Enclosure, Dunkip, Co. Limerick
Co. Limerick |
Enclosures
Some archaeological sites announce themselves with earthworks, standing stones, or a silhouette on the skyline.
This one in Dunkip, County Limerick, does none of that. It exists, as far as anyone can tell, only in a single aerial photograph taken on the third of November 1984, and has left no visible impression on the landscape since. No ridge, no crop mark, no shadow catches it on satellite imagery. It is, in the most literal sense, a place you cannot see.
The enclosure, a term used in Irish archaeology for a defined bounded area, typically circular or sub-circular, which might once have served as a settlement, a farmstead boundary, or a ritual space, came to light not through excavation or fieldwork but through a bureaucratic necessity. Bórd Gáis Éireann, the Irish state gas company, commissioned a series of large-scale aerial photographs at 1:5000 resolution to survey the route of the Curraghleigh to West Limerick gas pipeline. One of those images, filed as BGE No. 45 and captured on 3 November 1984, showed the enclosure in improved pasture roughly 260 metres south of the Camoge River. It had never appeared on historical Ordnance Survey Ireland maps, and when later orthophotography was carried out between 2006 and 2012, nothing remained visible at ground level. A Google Earth image from 20 September 2020 confirmed the same absence. A related enclosure, recorded separately, sits approximately 330 metres to the west. The site was compiled and uploaded to the record by Martin Fitzpatrick in March 2021.

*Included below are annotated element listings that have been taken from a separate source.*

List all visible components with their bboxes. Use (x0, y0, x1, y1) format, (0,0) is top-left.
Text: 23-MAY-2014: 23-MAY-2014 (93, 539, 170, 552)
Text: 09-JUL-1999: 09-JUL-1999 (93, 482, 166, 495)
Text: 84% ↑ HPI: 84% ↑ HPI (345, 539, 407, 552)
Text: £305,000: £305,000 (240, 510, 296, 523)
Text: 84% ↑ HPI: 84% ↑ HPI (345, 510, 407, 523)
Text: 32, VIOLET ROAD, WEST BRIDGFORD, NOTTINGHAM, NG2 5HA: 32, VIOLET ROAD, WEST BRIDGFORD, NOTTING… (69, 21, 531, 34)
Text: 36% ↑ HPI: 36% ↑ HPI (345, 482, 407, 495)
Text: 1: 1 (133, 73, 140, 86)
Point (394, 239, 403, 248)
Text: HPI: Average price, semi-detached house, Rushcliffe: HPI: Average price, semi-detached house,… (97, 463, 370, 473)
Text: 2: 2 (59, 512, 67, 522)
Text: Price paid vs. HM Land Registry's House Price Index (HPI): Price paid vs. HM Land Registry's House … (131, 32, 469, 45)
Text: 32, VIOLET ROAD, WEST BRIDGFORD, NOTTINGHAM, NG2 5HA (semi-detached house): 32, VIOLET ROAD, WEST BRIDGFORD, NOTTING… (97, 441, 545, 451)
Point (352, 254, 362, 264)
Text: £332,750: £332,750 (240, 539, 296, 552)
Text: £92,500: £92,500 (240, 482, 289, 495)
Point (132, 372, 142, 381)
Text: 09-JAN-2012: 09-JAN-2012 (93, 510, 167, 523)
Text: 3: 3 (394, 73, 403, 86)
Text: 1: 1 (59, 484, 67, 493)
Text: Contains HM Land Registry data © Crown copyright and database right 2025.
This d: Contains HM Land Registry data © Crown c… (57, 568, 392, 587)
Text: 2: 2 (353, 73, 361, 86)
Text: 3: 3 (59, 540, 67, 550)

Because there are no surface remains, there is little a visitor could identify without the aerial photograph for reference. The surrounding land is improved pasture, the kind of intensively managed grazing ground that has, over decades of drainage and ploughing, erased countless subtle earthworks across the Irish midlands and west. The Camoge River lies close to the north, and the broader landscape here sits within a part of County Limerick that is well supplied with recorded prehistoric and early medieval activity, though this particular enclosure remains undated and unexcavated. Its interest lies less in what can be seen on the ground than in what it illustrates about how fragile the archaeological record is, and how much of it survives, if at all, only in the archive of a gas company's survey photographs from the 1980s.